Experte en solitude par Jean-Pierre Ostende

« La solitude de fin de matinée un dimanche, disait Laura Yun, n’est pas la solitude de l’après-midi, n’est pas non plus la solitude du soir en semaine, n’est pas la solitude de la nuit noire et sans lumière, n’est pas la solitude de l’aube quand les formes naissent, apparaissent doucement, s’éclaircissent, disparaissent. Elle avait ajouté que la solitude de fin de matinée en plein hiver sous les flocons de neige n’était pas la solitude de fin de matinée en plein été dans la chaleur et le ciel bleu ni la solitude de plein hiver au moment où la nuit tombe d’un coup et très tôt, pas la même que la solitude de l’après-midi pluvieuse et glissante, pas la même non plus la solitude de l’après-midi dans la glace et la neige et que cela n’avait rien à voir avec la solitude de l’aube à bord d’un avion de long courrier qui atterrit dans un pays chaud pendant une tempête de sable pas plus que cela avait grand chose à voir avec la solitude de l’aube à bord d’un train bruyant et bien rempli qui traverse la Sibérie avec du thé brûlant ou l’Espagne du sud du côté des plaines où ont été tournés des westerns pas plus que la solitude dans une gare déserte en Italie au milieu de l’été quand la chaleur nous empêche de bouger et que les mouches collent.

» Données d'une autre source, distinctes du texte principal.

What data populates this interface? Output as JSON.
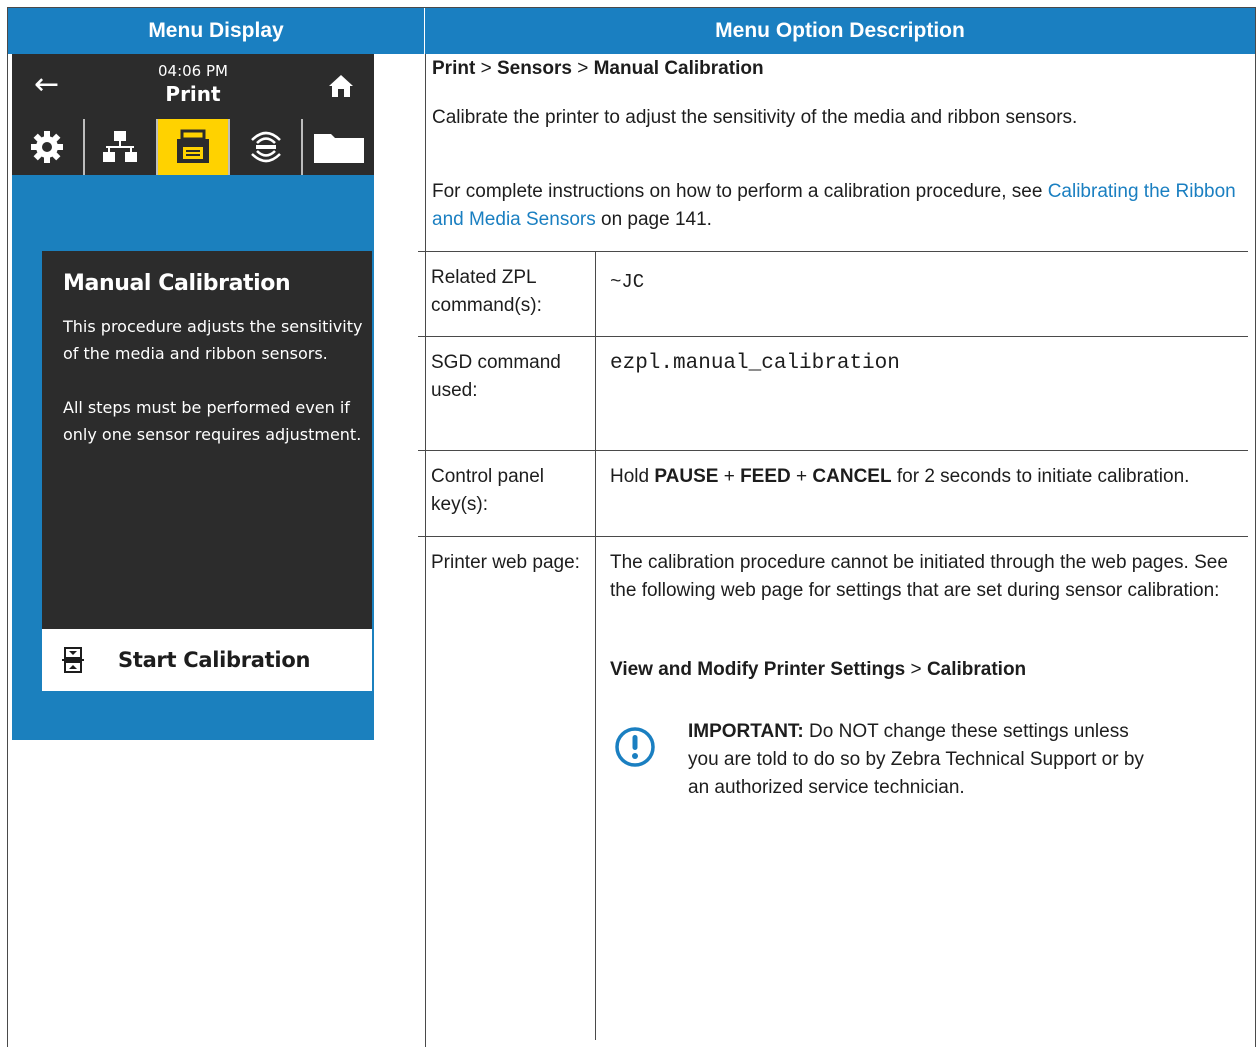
{
  "headers": {
    "left": "Menu Display",
    "right": "Menu Option Description"
  },
  "screen": {
    "time": "04:06 PM",
    "title": "Print",
    "tabs": [
      "settings-icon",
      "network-icon",
      "print-icon",
      "rfid-icon",
      "storage-icon"
    ],
    "active_tab": "print-icon",
    "card_title": "Manual Calibration",
    "card_text_1": "This procedure adjusts the sensitivity of the media and ribbon sensors.",
    "card_text_2": "All steps must be performed even if only one sensor requires adjustment.",
    "button_label": "Start Calibration",
    "colors": {
      "accent": "#1b80be",
      "dark": "#2c2c2c",
      "active": "#ffd200"
    }
  },
  "description": {
    "path": [
      "Print",
      "Sensors",
      "Manual Calibration"
    ],
    "separator": ">",
    "intro": "Calibrate the printer to adjust the sensitivity of the media and ribbon sensors.",
    "instructions_prefix": "For complete instructions on how to perform a calibration procedure, see ",
    "instructions_link": "Calibrating the Ribbon and Media Sensors",
    "instructions_suffix": " on page 141."
  },
  "rows": [
    {
      "label": "Related ZPL command(s):",
      "value": "~JC"
    },
    {
      "label": "SGD command used:",
      "value": "ezpl.manual_calibration"
    },
    {
      "label": "Control panel key(s):",
      "value_parts": [
        "Hold ",
        "PAUSE",
        " + ",
        "FEED",
        " + ",
        "CANCEL",
        " for 2 seconds to initiate calibration."
      ]
    },
    {
      "label": "Printer web page:",
      "value": "The calibration procedure cannot be initiated through the web pages. See the following web page for settings that are set during sensor calibration:"
    }
  ],
  "web_path": [
    "View and Modify Printer Settings",
    "Calibration"
  ],
  "important": {
    "label": "IMPORTANT:",
    "text": " Do NOT change these settings unless you are told to do so by Zebra Technical Support or by an authorized service technician."
  }
}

Et, bien qu’elle ait toujours détesté se vanter, Laura Yun s’y connaissait en solitude. Quiconque l’avait vue dans son appartement en haut de la tour, assise dans son canapé la nuit, regardant les lumières rouges des voitures qui s’éloignent et les lumières blanches des voitures qui arrivent, écoutant Janis Joplin, une autre experte en solitude, chanterMay be le savait. »

Laura Yun était une experte en solitude.